Las molestias entre los vecinos no tardaron en aparecer. A través de redes sociales, varios expresaron su descontento por lo ocurrido e incluso cuestionaron la actuación de las autoridades municipales y la falta de una fiscalización oportuna, no solo frente a la demolición del inmueble, sino también por la intervención del árbol que se encontraba dentro del predio.

“Señora alcaldesa Jessica Vargas, ¿esto está permitido en nuestro distrito? Ahora usted ya no está en el cargo, pero esto fue la semana pasada cuando usted era aún la autoridad. ¿Tiene una explicación para este atentado? Ese árbol, que tiene ahí más años que usted y yo dando sombra y hermosa presencia en la plaza de armas de Barranco, no merecía este trato infame. No pueden decir que estaba enfermo o que representaba un peligro para los vecinos”, cuestionó el vecino Gabriel Rimachi.

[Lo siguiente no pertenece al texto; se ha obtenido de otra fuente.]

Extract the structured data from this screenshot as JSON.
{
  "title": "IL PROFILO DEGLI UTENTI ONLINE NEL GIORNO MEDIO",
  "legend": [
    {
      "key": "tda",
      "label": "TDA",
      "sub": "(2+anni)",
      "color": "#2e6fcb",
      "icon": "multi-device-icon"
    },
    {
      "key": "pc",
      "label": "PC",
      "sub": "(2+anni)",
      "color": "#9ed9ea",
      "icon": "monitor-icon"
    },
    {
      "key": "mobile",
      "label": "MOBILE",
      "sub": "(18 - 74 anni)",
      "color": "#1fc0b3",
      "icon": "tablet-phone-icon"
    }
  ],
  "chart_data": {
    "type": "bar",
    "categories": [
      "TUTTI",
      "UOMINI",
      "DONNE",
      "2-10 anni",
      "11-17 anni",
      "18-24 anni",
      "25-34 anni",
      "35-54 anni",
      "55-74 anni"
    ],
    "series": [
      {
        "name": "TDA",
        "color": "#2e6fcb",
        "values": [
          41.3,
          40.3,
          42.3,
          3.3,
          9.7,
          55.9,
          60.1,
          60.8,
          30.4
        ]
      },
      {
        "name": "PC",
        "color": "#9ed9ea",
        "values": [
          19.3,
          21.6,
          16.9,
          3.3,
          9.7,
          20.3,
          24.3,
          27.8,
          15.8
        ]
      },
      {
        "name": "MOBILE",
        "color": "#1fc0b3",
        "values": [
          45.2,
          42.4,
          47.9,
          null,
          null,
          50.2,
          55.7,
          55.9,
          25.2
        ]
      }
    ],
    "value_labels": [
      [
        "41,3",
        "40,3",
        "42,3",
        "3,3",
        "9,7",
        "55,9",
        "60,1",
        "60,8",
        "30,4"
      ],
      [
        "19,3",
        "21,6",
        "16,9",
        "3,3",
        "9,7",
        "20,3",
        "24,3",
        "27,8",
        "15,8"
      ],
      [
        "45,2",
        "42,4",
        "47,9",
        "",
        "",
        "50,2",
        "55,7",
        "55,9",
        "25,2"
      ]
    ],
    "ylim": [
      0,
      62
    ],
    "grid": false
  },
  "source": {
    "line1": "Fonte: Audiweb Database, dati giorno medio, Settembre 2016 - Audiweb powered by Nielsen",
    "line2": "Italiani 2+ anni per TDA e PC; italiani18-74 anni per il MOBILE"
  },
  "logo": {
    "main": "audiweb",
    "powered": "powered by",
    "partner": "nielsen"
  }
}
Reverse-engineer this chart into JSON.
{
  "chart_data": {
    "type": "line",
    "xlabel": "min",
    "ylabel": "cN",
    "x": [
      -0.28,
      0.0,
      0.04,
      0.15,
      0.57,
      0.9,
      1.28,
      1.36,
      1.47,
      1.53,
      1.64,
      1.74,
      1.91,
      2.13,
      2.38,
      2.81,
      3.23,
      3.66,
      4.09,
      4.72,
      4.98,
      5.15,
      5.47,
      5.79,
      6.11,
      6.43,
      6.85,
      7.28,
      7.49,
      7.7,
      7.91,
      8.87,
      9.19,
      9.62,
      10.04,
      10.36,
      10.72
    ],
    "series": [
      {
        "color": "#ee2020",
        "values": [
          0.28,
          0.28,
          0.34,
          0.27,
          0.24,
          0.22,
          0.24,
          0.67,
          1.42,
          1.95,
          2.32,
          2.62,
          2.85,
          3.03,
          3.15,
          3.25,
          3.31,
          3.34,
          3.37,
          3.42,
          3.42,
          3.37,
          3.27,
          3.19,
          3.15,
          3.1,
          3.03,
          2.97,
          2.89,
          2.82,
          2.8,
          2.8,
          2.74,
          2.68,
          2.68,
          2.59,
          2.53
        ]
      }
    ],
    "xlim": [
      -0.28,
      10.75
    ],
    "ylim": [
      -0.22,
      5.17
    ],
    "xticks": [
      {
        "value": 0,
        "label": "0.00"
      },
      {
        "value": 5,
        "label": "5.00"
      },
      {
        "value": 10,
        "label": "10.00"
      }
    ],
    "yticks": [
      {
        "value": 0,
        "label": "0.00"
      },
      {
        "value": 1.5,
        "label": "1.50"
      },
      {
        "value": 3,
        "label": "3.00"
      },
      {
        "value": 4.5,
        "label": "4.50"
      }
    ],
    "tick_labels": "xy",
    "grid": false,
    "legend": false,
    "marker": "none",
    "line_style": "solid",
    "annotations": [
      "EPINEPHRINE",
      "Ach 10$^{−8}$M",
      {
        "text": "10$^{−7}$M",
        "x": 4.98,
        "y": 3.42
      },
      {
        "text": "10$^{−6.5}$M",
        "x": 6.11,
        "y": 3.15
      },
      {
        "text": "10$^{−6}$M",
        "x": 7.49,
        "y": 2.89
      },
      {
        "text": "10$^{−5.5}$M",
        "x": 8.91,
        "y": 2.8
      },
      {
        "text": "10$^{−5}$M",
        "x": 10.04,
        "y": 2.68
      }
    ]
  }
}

La organización Comando Forestal Perú también alertó sobre lo sucedido. “El árbol aparece desmochado y reducido prácticamente a su tronco”, señaló. A través de un pronunciamiento, la organización exigió que las autoridades competentes esclarezcan lo ocurrido y determinen si existieron las autorizaciones correspondientes y bajo qué criterios técnicos se realizó la intervención.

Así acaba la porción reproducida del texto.